Reference Lane
Recommended default lane
Section titled “Recommended default lane”Start with the uniform Cartesian Yee RF/FDTD lane:
- PEC, CPML, or bounded UPML boundaries
- point/current sources
- lumped and wire ports
- specialized microstrip-line and rectangular waveguide workflows where documented
- probes, flux monitors, Harminv resonance extraction, selected S-parameter workflows, and benchmarked far-field workflows
This is the lane to use first for ordinary RF examples and public tutorials.

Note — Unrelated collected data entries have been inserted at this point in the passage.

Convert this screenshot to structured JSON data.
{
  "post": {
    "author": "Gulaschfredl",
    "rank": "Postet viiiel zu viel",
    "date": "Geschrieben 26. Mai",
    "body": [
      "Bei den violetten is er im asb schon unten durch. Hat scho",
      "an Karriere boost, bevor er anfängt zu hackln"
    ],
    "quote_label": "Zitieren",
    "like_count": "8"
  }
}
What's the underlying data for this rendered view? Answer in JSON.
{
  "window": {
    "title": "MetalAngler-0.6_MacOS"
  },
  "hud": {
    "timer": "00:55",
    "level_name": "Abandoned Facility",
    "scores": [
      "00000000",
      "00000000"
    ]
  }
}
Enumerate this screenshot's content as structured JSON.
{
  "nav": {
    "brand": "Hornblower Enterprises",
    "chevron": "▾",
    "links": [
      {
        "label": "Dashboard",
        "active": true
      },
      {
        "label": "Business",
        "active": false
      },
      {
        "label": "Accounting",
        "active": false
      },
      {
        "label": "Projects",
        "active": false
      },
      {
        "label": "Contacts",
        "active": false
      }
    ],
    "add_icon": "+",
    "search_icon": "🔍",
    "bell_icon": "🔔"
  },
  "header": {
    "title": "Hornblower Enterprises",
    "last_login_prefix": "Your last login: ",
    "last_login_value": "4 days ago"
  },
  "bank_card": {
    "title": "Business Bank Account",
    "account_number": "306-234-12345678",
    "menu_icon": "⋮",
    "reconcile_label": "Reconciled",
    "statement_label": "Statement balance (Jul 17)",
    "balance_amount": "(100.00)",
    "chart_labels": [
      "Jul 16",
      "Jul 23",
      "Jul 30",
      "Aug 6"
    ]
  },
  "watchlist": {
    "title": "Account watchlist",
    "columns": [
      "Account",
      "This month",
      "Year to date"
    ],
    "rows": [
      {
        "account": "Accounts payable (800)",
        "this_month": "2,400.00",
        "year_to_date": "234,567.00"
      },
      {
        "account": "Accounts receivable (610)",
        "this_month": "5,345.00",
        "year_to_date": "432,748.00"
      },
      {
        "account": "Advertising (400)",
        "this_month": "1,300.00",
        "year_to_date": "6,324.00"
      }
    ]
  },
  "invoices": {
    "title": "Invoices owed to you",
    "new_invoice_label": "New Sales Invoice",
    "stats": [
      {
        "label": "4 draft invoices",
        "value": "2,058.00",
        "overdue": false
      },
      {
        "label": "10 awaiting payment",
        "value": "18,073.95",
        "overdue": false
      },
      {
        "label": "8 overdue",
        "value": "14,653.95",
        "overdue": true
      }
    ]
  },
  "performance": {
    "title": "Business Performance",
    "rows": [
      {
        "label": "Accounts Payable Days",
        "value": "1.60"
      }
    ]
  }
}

Experimental / under active validation
Section titled “Experimental / under active validation”The following surfaces are real and useful, but should be treated as narrower than the default lane:
| Surface | Public status |
|---|---|
| non-uniform mesh | useful for thin-substrate experiments; not the default claim lane |
| distributed execution | scaling lane; check feature combinations before use |
| Floquet/Bloch | experimental periodic/unit-cell workflow |
| SBP-SAT subgridding | research/experimental local mesh refinement |
| coaxial and advanced port workflows | under active calibration and validation |
| inverse-design extensions | available for selected workflows; check examples and limitations |
S-parameter API boundaries
Section titled “S-parameter API boundaries”run(compute_s_params=True)is the full S-matrix API for lumped/wireadd_port(...)workflows.compute_msl_s_matrix()is the microstrip-line S-matrix API.compute_waveguide_s_matrix()is the rectangular waveguide S-matrix API.- Coaxial and Floquet surfaces are experimental and should not be presented as the default S-parameter path.
Practical rule
Section titled “Practical rule”If a feature is not in the recommended default lane, call it experimental or under active validation and point users to the current example or limitation page.